Their came a time when my mum could not tell us or point to the area if she was in pain. Amongst other things Mum was riddled with Arthritis , so we knew she suffered pain.
Mum could no longer swallow pills, I believed the dissolvable Paracetamol was not sufficient, after talking to the gp, mum was put on a low dose Pain patch, which she tolerated well though at first it did make mum more sleepy. Their are different types, I forget the name of the one Mum was on but it was an Opiate.
My personal opinion is to assume their may be some pain and give painkillers on a regular basis, but that is just my view.

Some people who have dementia, have Contractures, my Mum's right hand closed up first, then her left hand started.
When mums Right hand started to close up a gp wrongly told us their was nothing available to prevent it closing right up and stop the nails digging in to the palm.
So I devised my own padding.

Eventually We found out we had been told wrong and another GP called in an OT
Who showed us several devices, some of which held the hand open more. I decided this would be too traumatic for mum, and chose a palm protector instead, (I will try to find a link to them for you so you can see what they are like)
I cant say whether your mum is clenching her hand because of pain or contractures
This disease is so bloomin hard isn't it .

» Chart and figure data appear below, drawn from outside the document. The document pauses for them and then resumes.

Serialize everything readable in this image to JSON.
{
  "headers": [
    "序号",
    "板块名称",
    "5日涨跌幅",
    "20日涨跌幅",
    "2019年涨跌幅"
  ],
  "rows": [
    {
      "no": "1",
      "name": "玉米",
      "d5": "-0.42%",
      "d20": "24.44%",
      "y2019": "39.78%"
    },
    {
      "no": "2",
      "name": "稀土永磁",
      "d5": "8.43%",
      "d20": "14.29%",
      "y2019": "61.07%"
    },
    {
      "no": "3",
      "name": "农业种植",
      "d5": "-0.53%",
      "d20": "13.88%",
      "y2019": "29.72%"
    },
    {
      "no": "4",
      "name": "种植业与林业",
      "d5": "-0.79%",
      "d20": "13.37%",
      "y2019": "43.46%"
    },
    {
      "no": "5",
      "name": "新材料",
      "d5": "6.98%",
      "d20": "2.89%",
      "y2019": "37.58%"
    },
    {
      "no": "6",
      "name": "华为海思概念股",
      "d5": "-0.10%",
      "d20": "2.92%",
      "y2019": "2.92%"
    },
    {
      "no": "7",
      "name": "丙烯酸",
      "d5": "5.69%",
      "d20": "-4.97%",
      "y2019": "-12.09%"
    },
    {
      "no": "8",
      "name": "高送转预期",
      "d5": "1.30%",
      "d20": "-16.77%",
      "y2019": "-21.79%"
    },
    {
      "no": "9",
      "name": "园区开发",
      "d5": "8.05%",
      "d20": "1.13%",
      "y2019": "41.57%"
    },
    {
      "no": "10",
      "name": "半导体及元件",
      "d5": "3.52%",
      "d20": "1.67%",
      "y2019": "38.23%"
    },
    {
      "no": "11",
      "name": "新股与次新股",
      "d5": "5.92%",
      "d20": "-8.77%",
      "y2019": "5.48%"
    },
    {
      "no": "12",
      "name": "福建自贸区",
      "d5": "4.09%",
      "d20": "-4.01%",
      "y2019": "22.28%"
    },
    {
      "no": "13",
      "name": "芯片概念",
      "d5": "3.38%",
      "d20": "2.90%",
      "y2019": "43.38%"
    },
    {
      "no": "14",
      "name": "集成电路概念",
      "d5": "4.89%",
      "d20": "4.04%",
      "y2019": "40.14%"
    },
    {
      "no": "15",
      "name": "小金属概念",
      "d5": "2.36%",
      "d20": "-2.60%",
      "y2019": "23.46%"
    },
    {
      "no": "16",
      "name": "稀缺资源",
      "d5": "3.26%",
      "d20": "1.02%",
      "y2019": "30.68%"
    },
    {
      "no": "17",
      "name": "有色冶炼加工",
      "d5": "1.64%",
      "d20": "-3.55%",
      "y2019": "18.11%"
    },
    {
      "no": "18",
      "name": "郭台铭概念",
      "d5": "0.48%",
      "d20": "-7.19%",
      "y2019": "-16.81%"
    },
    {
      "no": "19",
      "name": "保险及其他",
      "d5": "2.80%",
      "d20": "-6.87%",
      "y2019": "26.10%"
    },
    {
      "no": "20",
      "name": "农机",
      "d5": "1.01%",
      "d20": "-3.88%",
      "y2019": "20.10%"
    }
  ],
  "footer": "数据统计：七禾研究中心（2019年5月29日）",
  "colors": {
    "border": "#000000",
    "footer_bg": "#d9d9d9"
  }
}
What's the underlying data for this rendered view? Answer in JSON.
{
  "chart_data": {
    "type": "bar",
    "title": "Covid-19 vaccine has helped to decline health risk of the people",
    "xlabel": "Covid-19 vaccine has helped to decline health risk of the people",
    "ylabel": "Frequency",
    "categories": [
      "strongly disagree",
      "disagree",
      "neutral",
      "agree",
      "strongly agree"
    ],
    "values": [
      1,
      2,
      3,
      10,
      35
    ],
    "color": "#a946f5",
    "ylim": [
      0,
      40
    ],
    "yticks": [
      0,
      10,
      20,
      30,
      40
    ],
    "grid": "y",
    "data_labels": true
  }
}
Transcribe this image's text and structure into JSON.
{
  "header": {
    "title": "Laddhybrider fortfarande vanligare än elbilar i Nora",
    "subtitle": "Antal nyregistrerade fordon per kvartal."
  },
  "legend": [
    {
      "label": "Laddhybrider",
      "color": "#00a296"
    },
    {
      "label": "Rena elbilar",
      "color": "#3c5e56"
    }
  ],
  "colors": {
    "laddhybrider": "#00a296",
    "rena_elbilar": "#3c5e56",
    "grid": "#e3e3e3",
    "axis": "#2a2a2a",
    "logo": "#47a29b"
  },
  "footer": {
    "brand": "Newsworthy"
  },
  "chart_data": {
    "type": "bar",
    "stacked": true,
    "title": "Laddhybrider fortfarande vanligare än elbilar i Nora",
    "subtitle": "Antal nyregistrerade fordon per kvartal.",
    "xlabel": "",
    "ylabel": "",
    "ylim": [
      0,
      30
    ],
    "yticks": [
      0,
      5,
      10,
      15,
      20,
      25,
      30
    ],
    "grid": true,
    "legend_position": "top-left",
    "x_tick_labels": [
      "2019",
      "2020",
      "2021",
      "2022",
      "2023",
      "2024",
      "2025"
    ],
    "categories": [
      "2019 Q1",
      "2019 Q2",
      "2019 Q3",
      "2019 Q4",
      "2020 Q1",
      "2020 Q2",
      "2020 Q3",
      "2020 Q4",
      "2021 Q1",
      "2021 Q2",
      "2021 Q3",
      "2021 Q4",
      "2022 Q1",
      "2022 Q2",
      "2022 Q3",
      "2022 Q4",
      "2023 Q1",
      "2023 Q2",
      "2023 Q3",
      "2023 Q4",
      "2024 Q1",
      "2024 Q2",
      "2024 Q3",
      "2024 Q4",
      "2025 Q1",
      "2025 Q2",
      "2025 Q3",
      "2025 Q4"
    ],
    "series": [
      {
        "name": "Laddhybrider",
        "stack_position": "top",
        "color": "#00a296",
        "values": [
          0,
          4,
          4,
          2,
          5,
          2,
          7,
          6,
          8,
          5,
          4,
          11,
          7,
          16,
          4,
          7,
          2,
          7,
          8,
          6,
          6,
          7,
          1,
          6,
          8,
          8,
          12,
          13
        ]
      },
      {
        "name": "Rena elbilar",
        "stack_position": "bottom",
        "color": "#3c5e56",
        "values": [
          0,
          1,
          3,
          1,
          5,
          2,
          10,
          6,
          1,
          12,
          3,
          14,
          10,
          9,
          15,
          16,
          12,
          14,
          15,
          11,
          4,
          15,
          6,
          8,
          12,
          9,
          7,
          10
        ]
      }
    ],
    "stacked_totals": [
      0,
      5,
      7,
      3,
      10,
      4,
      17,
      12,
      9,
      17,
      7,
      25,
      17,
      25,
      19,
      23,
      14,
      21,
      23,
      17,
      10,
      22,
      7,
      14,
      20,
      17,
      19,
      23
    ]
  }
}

This is what was prescribed for mum
http://www.euromedical.co.uk/section215/product2283/palm-protector.html

 

[annie h]

Thanks Lin, that's really useful. I've emailed the surgery to ask if GP can consider the pain relief patch option when he sees her tomorrow. Mum isn't really able to swallow and it wouldn't be a surprise if any oral pain relief was not going down anyway - she's a past master at fooling even the most expert staff into thinking she's taken medication when she hasn't. The fists were a bit better today with no obvious reason for the difference. It's so worrying when you know they can't tell you what's wrong isn't it?

 

[garnuft]

My personal opinion is to assume their may be some pain and give painkillers on a regular basis, but that is just my view.

I totally agree with this. Far better to be sure there is no pain than to wonder.
I would err on the side of caution I would want for myself, that would be pain relief.

Even if it is contracture, that in itself will cause discomfort and strain.

My Mam had patches, she was sleepy anyway, better to be comfortable.

Hope your Mum is more comfortable soon.